Ketua Dewan Komisioner OJK, Mahendra Siregar. Foto: tangkapan layar

apahabar.com, JAKARTA – Ketua Dewan Komisioner OJK, Mahendra Siregar mengungkapkan bahwa jumlah investor Indonesia pada tahun 2022 sudah meningkat hingga seribu persen, jika dibandingkan dengan tahun 2017.

Jumlah investor yang tercatat di Bursa Efek Indonesia (BEI), sudah mencapai 10,3 juta orang, yang semuanya didominasi oleh generasi milenial.

“Menarik lagi, saat ini sudah didominasi oleh investor domestik, yang mencapai 55 persen total investor dan kalau dihitung generasi milenial dan gen z adalah 58,7 persen,” ujarnya dalam Peresmian Pembukaan Perdagangan Bursa Efek Indonesia Tahun 2023 melalui kanal YouTube Sekretariat Presiden, Senin (2/1).

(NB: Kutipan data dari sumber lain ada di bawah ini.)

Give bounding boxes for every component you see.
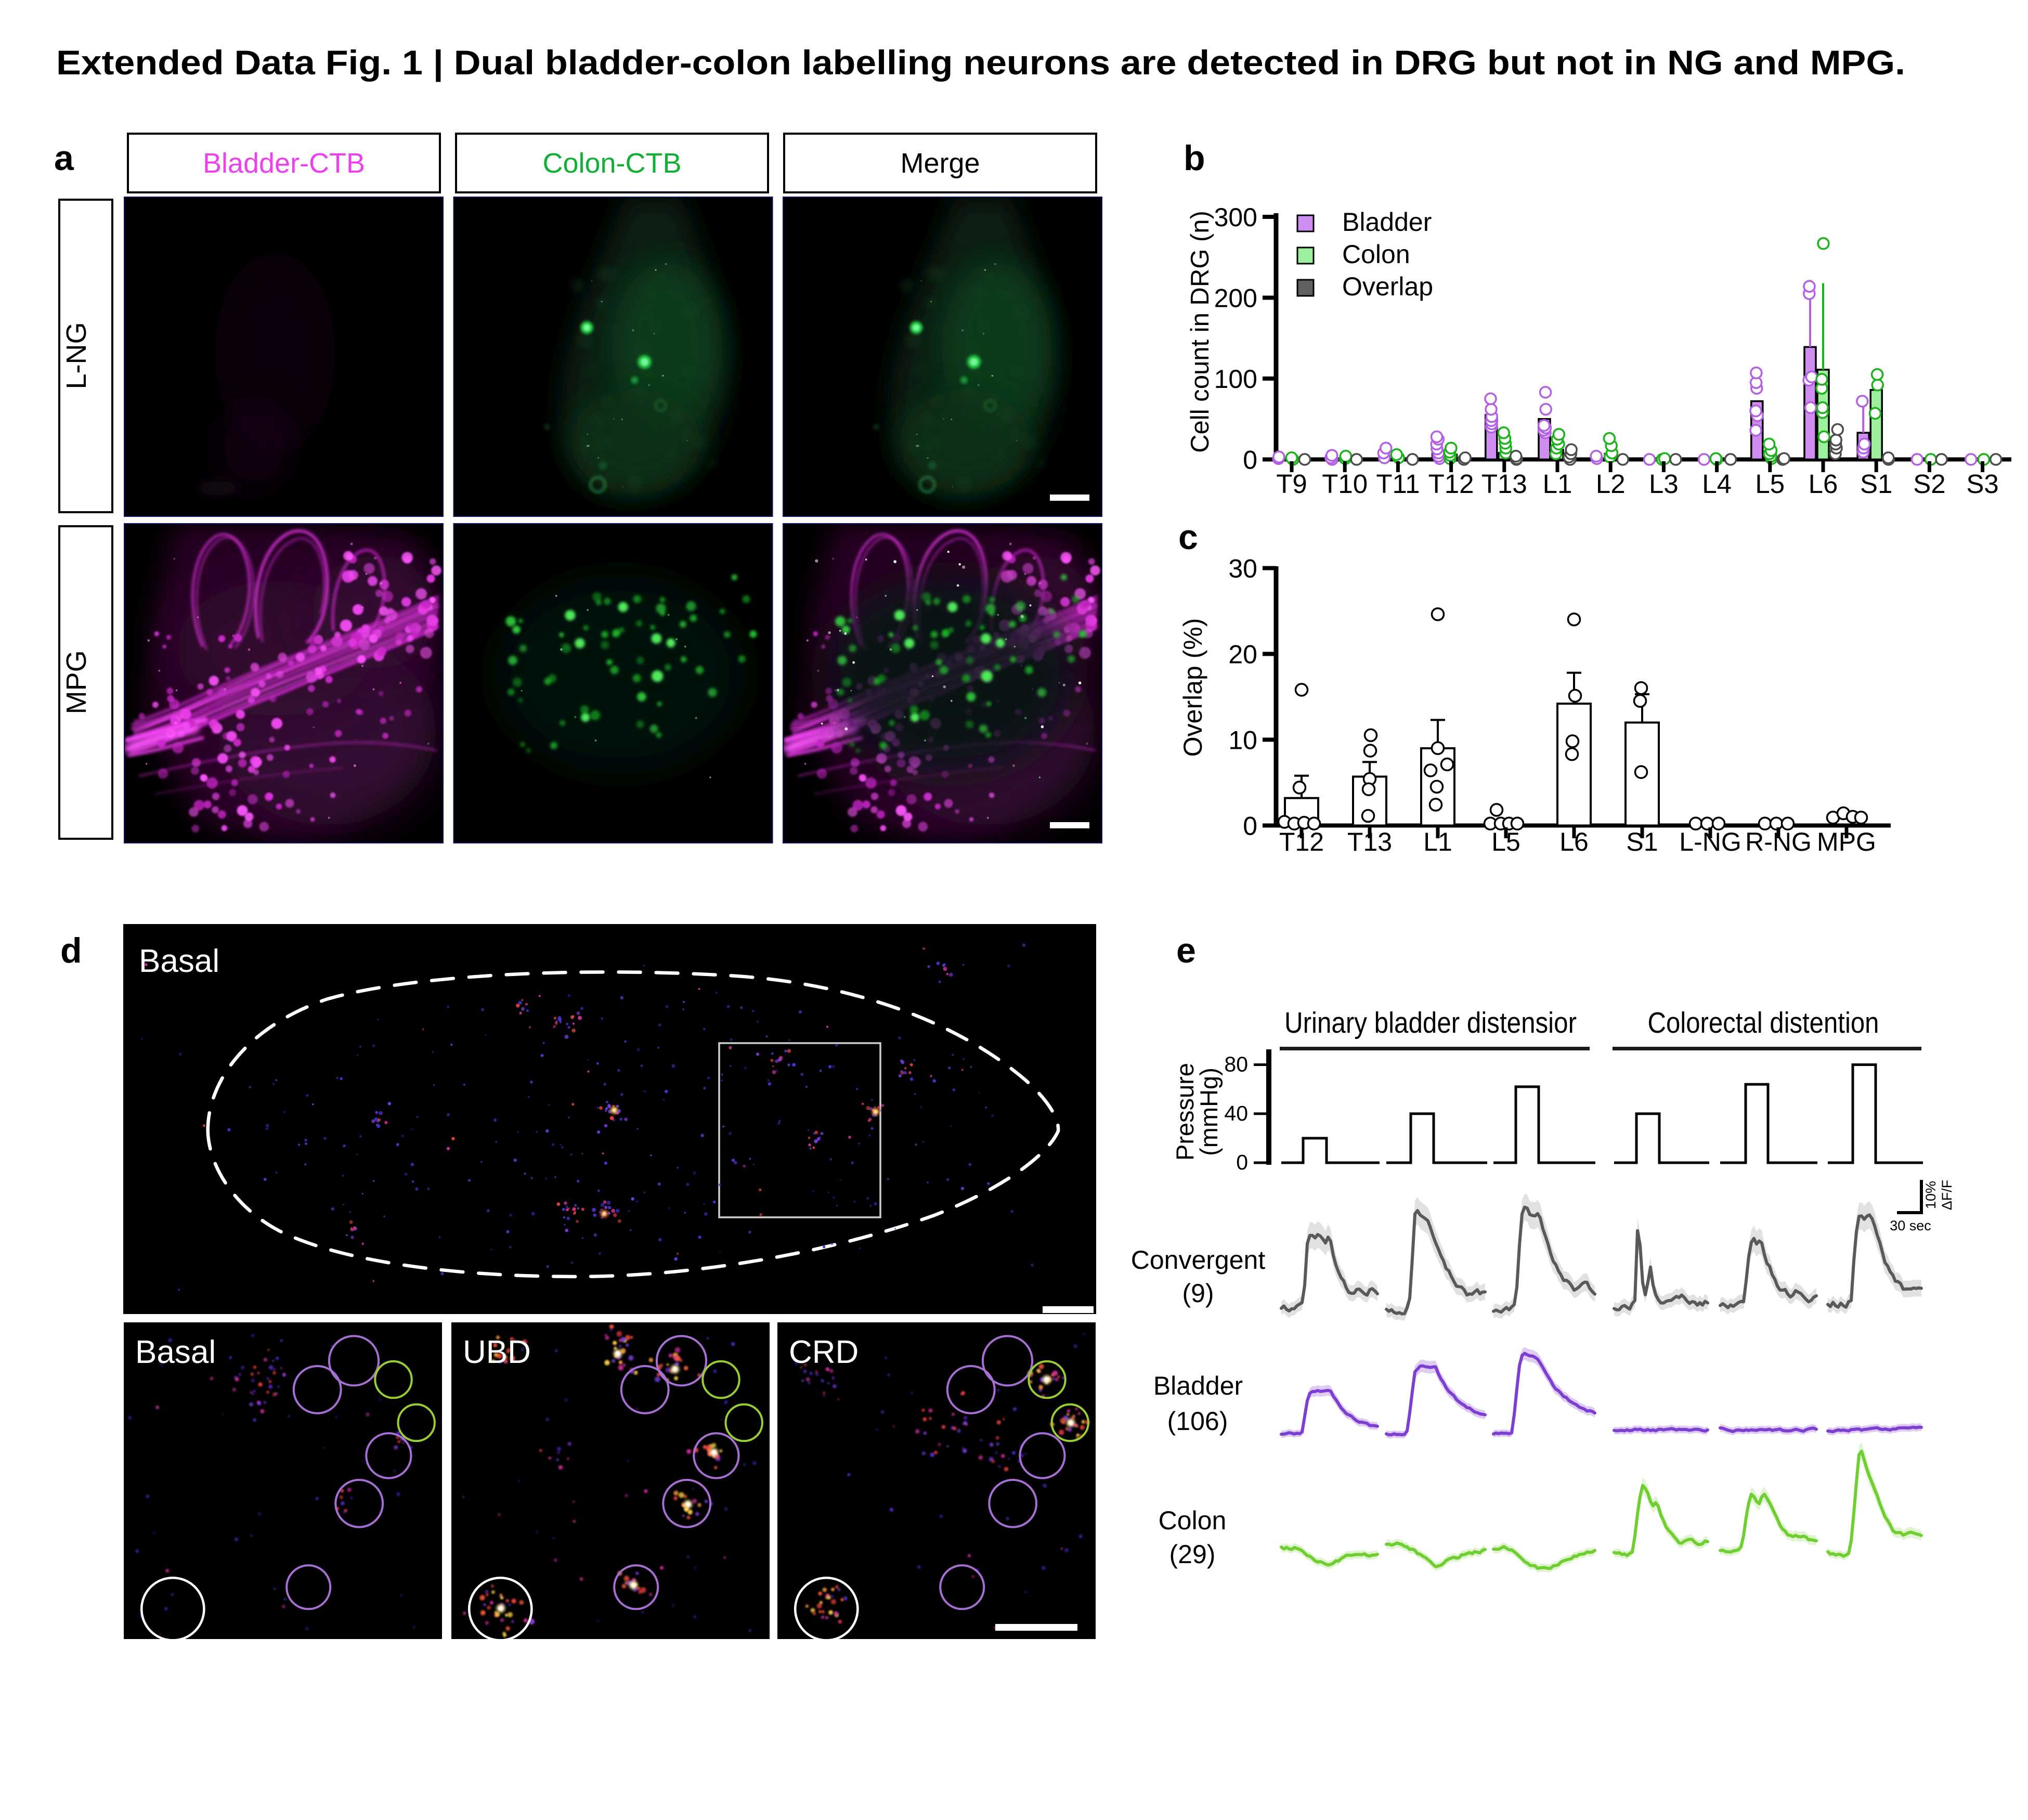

Baca Juga: Warganet Gaungkan Penolakan RUU PPSK, Petisi ‘Pertahankan Independensi BI & OJK’ Terus Menggema

Selain itu, Indeks Saham Gabungan (IHSG) telah mengalami peningkatan sebesar empat persen, juka dibandingkan dengan tahun 2021.

Terjadi peningkatan frekuensi transaksi perdagangan yang mencapai 1,31 juta kali dan menjadi aktivitas perdagangan saham terbesar di Asean.

“Kapitalisasi pasar tertinggi sempat mencapai angka Rp9.500 triliun atau USD 600 miliar, artinya setara dengan 50 persen PDB Indonesia,” ungkapnya.

BEI juga telah melakukan kegiatan Initial Public Offering (IPO) terhadap 59 perusahaan, selama tahun 2022. Indonesia harus tetap waspada, sebab pada tahun 2023, ekonomi global tengah mengalmi ancaman resesi.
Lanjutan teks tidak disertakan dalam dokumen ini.